There are several websites with FREE genealogy forms available. for instance:
* Family Tree Magazine (http://www.familytreemagazine.com/info/researchforms) has many different types of forms - including a research calendar, note-taking, online database tracker, repository checklist, research worksheet, correspondence log, article reading list, book reading list, and a book wish list.
and goes on to say
I tend to create my own form in my word processor by using the good ideas of others and adapt them to my needs. In a word processor, I am not limited to a set form length and can add content to whichever field I choose.
I'll add that I go one step further, and instead of using a word processor for that purpose, I use the askSam freeform database.
askSam (Access Stored Knowledge via Symbolic Access Method) lets you create a variety of forms for entering information into a database, but, unlike a word processor, it also lets you search and create reports from them. Well, OK, you can search in a word-processor document, but askSam searches are much more versatile. And you can use askSam to link and organise word-processor documents.
So when I go to the archives to do my research, I make my notes in askSam, and that makes it easy for me to find the notes I've made about particular people or families, and to produce reports on them. This is much more useful than printing paper forms from PDF files, and then forgetting where you've filed the forms that you've filled in.

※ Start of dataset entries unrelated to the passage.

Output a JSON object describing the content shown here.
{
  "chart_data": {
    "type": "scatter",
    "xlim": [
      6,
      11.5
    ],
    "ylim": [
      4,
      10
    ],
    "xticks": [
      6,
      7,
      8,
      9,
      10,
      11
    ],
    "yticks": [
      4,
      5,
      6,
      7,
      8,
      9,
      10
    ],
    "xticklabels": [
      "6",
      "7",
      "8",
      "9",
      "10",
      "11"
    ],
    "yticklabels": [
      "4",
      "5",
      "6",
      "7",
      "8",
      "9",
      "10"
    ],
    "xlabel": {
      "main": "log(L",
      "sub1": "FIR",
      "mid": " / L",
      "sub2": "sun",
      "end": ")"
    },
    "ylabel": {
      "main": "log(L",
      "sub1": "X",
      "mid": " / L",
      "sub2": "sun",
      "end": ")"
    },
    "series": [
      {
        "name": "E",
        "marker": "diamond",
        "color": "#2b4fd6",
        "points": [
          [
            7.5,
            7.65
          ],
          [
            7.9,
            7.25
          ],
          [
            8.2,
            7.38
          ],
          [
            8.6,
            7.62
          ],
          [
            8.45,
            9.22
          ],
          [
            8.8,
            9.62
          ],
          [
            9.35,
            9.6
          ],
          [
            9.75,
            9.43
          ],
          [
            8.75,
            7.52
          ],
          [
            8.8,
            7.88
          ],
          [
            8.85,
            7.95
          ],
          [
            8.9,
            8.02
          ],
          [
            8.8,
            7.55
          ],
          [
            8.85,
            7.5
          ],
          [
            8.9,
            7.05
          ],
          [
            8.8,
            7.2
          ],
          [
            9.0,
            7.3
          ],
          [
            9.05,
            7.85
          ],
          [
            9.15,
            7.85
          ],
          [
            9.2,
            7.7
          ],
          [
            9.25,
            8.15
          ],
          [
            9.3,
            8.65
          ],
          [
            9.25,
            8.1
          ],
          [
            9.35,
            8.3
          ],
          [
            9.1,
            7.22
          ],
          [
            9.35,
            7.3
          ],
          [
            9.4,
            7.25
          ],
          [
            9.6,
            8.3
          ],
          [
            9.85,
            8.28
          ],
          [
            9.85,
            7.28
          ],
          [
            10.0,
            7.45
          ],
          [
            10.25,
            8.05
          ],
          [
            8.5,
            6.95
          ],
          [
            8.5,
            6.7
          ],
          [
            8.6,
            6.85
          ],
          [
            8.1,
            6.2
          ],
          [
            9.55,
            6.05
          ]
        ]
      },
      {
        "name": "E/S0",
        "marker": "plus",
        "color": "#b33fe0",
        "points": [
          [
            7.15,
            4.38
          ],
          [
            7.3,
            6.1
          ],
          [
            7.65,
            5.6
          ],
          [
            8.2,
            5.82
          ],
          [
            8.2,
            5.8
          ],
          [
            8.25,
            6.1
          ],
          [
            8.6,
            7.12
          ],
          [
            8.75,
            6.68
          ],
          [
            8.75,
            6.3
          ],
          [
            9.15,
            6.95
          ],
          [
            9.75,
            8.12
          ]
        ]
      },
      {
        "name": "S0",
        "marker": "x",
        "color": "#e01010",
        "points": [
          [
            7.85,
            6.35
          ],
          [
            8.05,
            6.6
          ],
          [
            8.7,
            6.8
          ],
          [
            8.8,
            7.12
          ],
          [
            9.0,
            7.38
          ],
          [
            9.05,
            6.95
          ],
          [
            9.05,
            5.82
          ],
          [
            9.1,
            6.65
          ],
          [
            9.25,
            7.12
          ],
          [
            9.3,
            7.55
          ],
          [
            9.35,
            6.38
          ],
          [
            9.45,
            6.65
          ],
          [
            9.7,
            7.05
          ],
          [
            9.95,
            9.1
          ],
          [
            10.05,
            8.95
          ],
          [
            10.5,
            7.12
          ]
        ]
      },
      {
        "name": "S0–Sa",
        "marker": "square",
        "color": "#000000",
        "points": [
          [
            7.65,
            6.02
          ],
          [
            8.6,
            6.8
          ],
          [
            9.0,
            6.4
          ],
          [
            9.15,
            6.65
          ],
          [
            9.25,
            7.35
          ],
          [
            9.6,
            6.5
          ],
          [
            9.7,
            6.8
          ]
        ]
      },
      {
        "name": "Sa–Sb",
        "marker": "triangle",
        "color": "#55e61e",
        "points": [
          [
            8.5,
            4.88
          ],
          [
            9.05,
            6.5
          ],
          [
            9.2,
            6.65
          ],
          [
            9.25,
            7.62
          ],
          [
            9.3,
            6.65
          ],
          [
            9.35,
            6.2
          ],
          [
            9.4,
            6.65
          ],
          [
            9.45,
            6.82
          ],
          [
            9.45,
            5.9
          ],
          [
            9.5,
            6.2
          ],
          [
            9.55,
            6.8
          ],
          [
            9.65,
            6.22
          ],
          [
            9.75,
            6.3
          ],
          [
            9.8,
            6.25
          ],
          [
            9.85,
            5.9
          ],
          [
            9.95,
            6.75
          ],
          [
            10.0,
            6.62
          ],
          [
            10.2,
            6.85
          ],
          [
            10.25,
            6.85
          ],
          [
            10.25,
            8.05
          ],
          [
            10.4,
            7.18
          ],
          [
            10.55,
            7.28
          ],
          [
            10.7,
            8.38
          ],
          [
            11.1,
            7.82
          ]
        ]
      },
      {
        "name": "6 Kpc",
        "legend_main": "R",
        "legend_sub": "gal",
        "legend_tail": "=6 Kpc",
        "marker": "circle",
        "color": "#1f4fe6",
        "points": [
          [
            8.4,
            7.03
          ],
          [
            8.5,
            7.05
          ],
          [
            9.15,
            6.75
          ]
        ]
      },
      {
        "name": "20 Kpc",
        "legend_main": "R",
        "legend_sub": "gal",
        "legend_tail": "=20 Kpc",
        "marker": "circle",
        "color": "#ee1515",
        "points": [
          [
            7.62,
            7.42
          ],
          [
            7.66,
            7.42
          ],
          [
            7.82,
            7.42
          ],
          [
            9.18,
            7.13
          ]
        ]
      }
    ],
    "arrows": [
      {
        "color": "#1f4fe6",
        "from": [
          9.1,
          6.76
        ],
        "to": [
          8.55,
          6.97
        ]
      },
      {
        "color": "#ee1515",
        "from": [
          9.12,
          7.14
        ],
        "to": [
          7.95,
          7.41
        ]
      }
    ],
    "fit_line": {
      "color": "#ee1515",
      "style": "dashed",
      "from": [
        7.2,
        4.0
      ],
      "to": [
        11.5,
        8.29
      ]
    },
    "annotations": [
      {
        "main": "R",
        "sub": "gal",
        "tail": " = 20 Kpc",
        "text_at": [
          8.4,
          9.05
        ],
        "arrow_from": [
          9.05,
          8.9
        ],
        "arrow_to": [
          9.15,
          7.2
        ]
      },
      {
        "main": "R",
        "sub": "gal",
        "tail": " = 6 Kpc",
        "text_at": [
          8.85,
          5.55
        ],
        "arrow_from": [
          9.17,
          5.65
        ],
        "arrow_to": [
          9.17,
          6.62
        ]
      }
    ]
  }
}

And no, I'm not employed by askSam to plug their products. I'm just a satisfied user. I've been using askSam for 20 years now to keep track of my research, and I still haven't plumbed the depths of the capabilities of the DOS version that I first started with, much less the latest Windows version (unfortunately there are no plans for Linux or Mac versions).
Among other things I use it for recording tombstone inscriptions, with a photo of the tombstone, a transcription of the inscription, and research notes on it. This makes it easy to find all inscriptions relating to a particular family, or a particular place, sorted in name or date order, if you like.
I'd be interested to know of other genealogists who use askSam -- perhaps we could devise a way of sharing ideas and templates that could help us to make better use of it.
If you haven't heard of askSam before, have a look at their web page, and see if you think it might be useful to you. It can be used for all kinds of research, not just genealogical. I use it for storing notes on books on all kinds of topics, keeping addresses, keeping track of correspondence, phone calls, and all sorts of other things.